Exposition Vogue Paris au Palais Galliera : les 100 ans du magazine
Par Myriam Bouguerne
À l’heure du tout numérique et de la sphère grandissante des influenceurs, alors que l’on peut désormais « shopper » en ligne sur le site de Vogue.fr, l’objet magazine revêt soudain une importance capitale. On le voit comme l’un des derniers refuges des années fastes de cette ligne exigeante de la mode où de nombreuses personnalités artistiques et littéraires contribuaient à donner le ton. Un manifeste d’une époque révolue qui ressurgit sous nos yeux à travers cette rotonde circulaire, qui ouvre le parcours, constituée de plus de mille couvertures en zigzag selon un parti pris scénographique en immersion.
L’exposition « Vogue Paris 1920-2020 », retardée d’un an en raison de la pandémie, retrace effectivement toute l’histoire du magazine à travers une rétrospective développée de façon chronologique et met en évidence le rôle majeur du magazine dans la diffusion de la création artistique, la célébration de Paris comme capitale internationale de la mode et – surtout – la construction du fantasme de la parisienne. Elle foisonne d’œuvres et de documents issus pour la plupart des archives de magazine, suscite l’intérêt et démultiplie les lectures, soutenues par des cartels explicatifs clairs et synthétiques.

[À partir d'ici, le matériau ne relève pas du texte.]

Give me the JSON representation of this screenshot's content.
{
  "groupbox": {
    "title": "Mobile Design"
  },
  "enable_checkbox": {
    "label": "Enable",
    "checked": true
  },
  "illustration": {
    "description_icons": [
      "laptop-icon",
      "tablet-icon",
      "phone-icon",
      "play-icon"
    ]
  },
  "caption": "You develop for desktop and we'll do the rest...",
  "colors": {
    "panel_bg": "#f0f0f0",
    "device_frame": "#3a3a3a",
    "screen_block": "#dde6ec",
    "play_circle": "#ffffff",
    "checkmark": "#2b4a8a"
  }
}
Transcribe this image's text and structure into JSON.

Elle convoque et met notamment en lumière le talent des grands illustrateurs, et particulièrement des photographes, que Vogue Paris a promus : Hoyningen-Huene, Horst, Bourdin, Klein, Newton, Watson, Lindbergh, Testino, Inez & Vinoodh… Mais aussi les collaborations exceptionnelles avec de grands couturiers tels que Yves Saint Laurent et Karl Lagerfeld.

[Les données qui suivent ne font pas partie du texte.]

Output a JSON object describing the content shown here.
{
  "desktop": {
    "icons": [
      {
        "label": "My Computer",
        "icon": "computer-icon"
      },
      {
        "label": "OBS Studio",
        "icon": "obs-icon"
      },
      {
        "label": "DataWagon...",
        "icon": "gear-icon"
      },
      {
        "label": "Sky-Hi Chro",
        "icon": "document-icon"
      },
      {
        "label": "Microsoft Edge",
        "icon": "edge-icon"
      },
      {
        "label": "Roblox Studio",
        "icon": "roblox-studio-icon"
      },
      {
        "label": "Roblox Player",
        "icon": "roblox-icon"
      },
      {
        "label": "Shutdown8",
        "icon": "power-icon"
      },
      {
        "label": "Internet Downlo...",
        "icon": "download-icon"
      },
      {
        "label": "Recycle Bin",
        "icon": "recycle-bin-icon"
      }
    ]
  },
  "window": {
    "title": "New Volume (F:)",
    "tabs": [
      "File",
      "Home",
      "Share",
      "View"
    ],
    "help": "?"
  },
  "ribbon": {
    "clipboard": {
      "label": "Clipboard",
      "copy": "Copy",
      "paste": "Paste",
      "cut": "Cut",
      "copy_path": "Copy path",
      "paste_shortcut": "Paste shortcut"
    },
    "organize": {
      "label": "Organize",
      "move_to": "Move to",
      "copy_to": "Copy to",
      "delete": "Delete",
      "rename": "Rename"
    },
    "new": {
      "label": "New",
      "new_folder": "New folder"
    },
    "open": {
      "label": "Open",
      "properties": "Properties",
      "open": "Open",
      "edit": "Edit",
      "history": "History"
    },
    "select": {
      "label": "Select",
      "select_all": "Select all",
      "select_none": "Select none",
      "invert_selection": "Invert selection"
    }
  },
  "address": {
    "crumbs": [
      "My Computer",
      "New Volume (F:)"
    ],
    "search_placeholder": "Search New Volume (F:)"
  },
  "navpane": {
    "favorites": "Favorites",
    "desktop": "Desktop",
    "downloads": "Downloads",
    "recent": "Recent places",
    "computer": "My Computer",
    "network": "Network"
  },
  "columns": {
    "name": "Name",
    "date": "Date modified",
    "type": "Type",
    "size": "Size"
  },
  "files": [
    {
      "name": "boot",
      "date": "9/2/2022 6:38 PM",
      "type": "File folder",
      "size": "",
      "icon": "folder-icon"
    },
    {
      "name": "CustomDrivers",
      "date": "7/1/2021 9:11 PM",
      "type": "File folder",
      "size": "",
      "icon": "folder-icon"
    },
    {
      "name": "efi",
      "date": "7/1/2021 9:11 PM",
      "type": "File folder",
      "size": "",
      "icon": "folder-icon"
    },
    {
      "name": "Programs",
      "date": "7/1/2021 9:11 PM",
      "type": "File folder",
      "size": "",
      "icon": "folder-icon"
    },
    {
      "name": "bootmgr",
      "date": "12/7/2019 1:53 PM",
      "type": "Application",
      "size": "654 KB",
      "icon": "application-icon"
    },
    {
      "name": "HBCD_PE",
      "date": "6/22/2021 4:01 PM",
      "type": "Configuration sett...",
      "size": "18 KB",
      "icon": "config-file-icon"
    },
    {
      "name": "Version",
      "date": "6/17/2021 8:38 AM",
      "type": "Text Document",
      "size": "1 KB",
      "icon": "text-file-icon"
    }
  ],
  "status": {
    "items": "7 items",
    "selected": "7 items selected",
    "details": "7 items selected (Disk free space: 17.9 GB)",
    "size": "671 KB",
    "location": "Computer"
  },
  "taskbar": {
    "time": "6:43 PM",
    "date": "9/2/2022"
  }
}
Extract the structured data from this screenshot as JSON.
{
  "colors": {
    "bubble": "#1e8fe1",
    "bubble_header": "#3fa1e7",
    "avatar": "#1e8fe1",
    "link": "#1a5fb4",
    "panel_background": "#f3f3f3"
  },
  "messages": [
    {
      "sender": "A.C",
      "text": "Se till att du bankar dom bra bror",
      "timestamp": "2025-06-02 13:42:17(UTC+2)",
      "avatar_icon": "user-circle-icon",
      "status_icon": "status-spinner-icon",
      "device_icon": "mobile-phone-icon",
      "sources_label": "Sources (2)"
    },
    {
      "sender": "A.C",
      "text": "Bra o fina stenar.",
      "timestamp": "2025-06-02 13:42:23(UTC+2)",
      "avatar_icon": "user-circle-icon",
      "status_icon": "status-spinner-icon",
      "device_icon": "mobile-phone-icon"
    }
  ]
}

L’exposition se découvre également comme un « who’s who » de la mode française au cours des 100 dernières années, avec des photos de personnalités comme Catherine Deneuve, Kate Moss ou encore Jeanne Moreau. Elle souligne par ailleurs l’importance de la mode pour la société en général, les photos sélectionnées illustrant leurs époques successives, qu’il s’agisse d’images de période de guerre des années 1940 ou de celles marquant la crise économique des années 1970.

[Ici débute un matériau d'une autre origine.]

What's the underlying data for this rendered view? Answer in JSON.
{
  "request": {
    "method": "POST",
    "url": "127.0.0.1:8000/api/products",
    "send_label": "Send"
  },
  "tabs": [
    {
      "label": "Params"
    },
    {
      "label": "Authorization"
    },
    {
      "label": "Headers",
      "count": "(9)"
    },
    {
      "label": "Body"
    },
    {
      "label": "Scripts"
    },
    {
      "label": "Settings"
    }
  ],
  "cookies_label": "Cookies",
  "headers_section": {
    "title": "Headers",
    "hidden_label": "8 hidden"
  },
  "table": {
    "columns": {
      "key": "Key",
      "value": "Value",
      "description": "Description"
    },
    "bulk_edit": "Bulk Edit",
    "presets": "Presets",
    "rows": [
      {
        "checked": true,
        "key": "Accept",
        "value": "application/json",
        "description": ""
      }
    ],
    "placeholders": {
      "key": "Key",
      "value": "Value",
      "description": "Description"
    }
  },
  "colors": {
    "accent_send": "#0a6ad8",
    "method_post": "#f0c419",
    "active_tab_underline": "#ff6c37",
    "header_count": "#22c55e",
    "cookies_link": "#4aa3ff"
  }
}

Aux commencements de Vogue Paris, le tennis.
Le 13 juin 1920, Suzanne Lenglen remporte ses premiers internationaux de France. Le pays la découvre et c’est un véritable choc. Son jeu est époustouflant. En effet, avec son footwork, son coup d’œil, sa frappe de balle, son service par le haut et son jeu à la volée, elle s’impose après-guerre comme le chef de file de l’avant-garde tennistique. Le journal britannique Morning Post, « lenglenophile », remarque que la Française fait « vieillir d’un siècle le jeu de fond de court stéréotypé des Anglaises ». Et tandis que les uns ne voient en elle que trépidation, les autres constatent qu’elle a tout simplement transformé en jeu athlétique une distraction féminine.
Si son jeu fascine, ses allures de femme fatale ont le même effet. En nette rupture avec les tenniswomen de son époque, elle est le plus souvent vêtue d’une jupe plissée de soie blanche s’arrêtant juste sous le genou, un cardigan sans manche, des bas retenus par des jarretières et un épais bandeau de tulle pour maintenir ses cheveux. Elle incarne très vite le summum de l’élégance et une certaine idée de la femme parisienne.
À cette époque, la gestuelle sportive attire l’attention des artistes modernes, sensibles à l’esthétique de la vitesse, et la championne intrigue, au-delà des spectateurs avertis, la nouvelle génération de peintres, écrivains, sculpteurs et cinéastes. Mais elle plaît aussi aux grands noms de la mode et notamment à la maison d’édition de magazines Condé Nast. En effet, il n’y a pas de hasard… Le 15 juin 1920, exactement deux jours après le sacre de Suzanne Lenglen à Roland-Garros, Vogue Paris voit le jour et choisit de mettre le tennis à l’honneur pour sa première couverture. Réalisée par l’artiste américaine Helen Dryden, elle montre deux dames sur un court de tennis. Elles sont chics, émancipées, à la fois séduisantes et séductrices et représentent parfaitement le mythe de la Parisienne que le magazine fera perdurer pendant un siècle. Durant les années qui suivront, le tennis sera en couverture de Vogue à deux reprises : en novembre 1921 et en juin 1932.
Si vous souhaitez contempler ces œuvres fascinantes, et vous imprégner de leur histoire, il faudra vous dépêcher car l’exposition se termine le 30 janvier.